66.
La masacre de los tiburones

Cuando en la pesquería del sur, con la noche avanzada y tras prolongado y agotador esfuerzo, se lleva al costado un cachalote capturado, no es costumbre, al menos por regla general, proceder inmediatamente a la tarea de descarnarlo. Pues ésa es tarea extremadamente laboriosa; no se completa con mucha prontitud; y requiere que todos los tripulantes se apliquen a ella. Por lo tanto, lo acostumbrado es recoger toda la vela, sujetar el timón a sotavento; y enviar a todo el mundo a su coy hasta el amanecer, con la reserva de que, hasta ese momento, han de mantenerse guardias de ancla; es decir, la tripulación, de dos en dos, durante una hora cada pareja, ha de montar la cubierta en rotación para cuidar de que todo vaya bien.
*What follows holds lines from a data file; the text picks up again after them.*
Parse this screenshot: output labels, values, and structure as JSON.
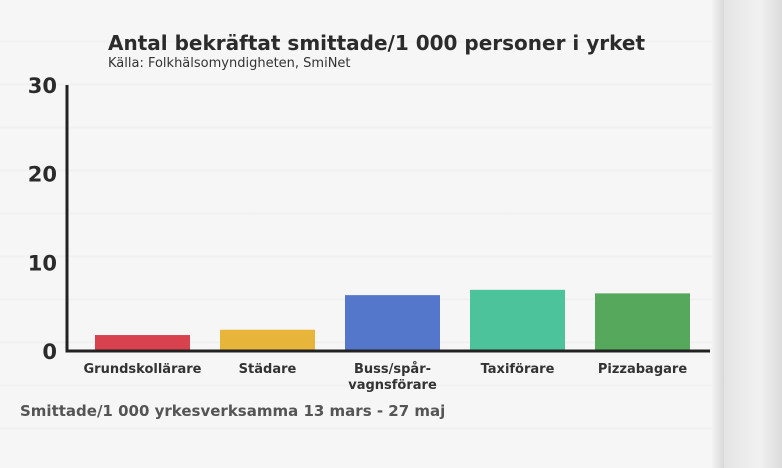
{
  "chart_data": {
    "type": "bar",
    "title": "Antal bekräftat smittade/1 000 personer i yrket",
    "subtitle": "Källa: Folkhälsomyndigheten, SmiNet",
    "xlabel": "Smittade/1 000 yrkesverksamma 13 mars - 27 maj",
    "ylabel": "",
    "ylim": [
      0,
      30
    ],
    "yticks": [
      "0",
      "10",
      "20",
      "30"
    ],
    "grid": false,
    "categories": [
      [
        "Grundskollärare"
      ],
      [
        "Städare"
      ],
      [
        "Buss/spår-",
        "vagnsförare"
      ],
      [
        "Taxiförare"
      ],
      [
        "Pizzabagare"
      ]
    ],
    "values": [
      1.8,
      2.4,
      6.3,
      6.9,
      6.5
    ],
    "colors": [
      "#d8424f",
      "#e6b53a",
      "#5477cc",
      "#4cc39b",
      "#56a85c"
    ]
  }
}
Mas a veces, especialmente en el Pacífico, cerca del ecuador, este plan no resulta viable en modo alguno; pues se reúnen tales incalculables hordas de tiburones alrededor del cuerpo amarrado, que si se le dejara así, digamos, durante seis horas seguidas, poco más que el esqueleto sería visible por la mañana. En la mayor parte de las otras zonas del océano, en las que estos peces no abundan en tanta cantidad, su portentosa voracidad puede, sin embargo, a veces reducirse considerablemente, hostigándolos con afiladas zapas balleneras, un procedimiento que, no obstante, en algunos casos sólo parece incitarlos a una actividad aún mayor. Aunque no fue así en el presente caso con los tiburones del Pequod, con todo, indudablemente, cualquier hombre desacostumbrado a esas imágenes, de haber mirado sobre la amurada esa noche, podría haber pensado que todo el mar alrededor era un enorme queso, y que esos tiburones eran los gusanos que había en él.

De cualquier modo, cuando Stubb organizó la guardia de puerto, una vez que su cena hubo concluido; y cuando, según lo convenido, Queequeg y un marinero del castillo subieron a cubierta, se produjo entre los tiburones un alboroto no poco considerable; pues suspendiendo inmediatamente sobre la amurada las plataformas de descarnar, y bajando tres linternas, de manera que lanzaran largos haces de luz sobre el túrbido mar, estos dos marineros, arrojando sus largas zapas balleneras, perpetraron una incesante matanza de tiburones[89], golpeando el afilado acero profundamente en sus cráneos, aparentemente su única parte vital. Mas en la espumosa confusión de sus entremezclados y forcejeantes convidados, los tiradores no siempre podían acertar a su objetivo; y aquello ocasionó nuevas manifestaciones sobre la increíble ferocidad del adversario. No sólo se dentelleaban brutalmente los unos a los otros las destripadas entrañas, sino que, como arcos flexibles, se doblaban y se mordían las propias, hasta que esas entrañas parecían tragadas una y otra vez por la misma boca, para ser vaciadas opuestamente por la herida abierta. Y no era esto todo. Resultaba peligroso andar hurgando en los cadáveres y fantasmas de estas criaturas. Una especie de genérica o panteística vitalidad parecía acechar en sus propias articulaciones y huesos una vez que lo que podría llamarse la vida individual se había ido. Matado e izado a cubierta por su piel, uno de estos tiburones casi le amputó la mano al pobre Queequeg cuando trataba de cerrar la compuerta muerta de su peligrosa mandíbula.

—Queequeg no importar qué dios hacer él tiburón —dijo el salvaje, alzando agonizantemente su mano arriba y abajo—; si dios Fiji o dios Nantucket; pero ese dios que hacer él tiburón deber ser él maldito indio[90].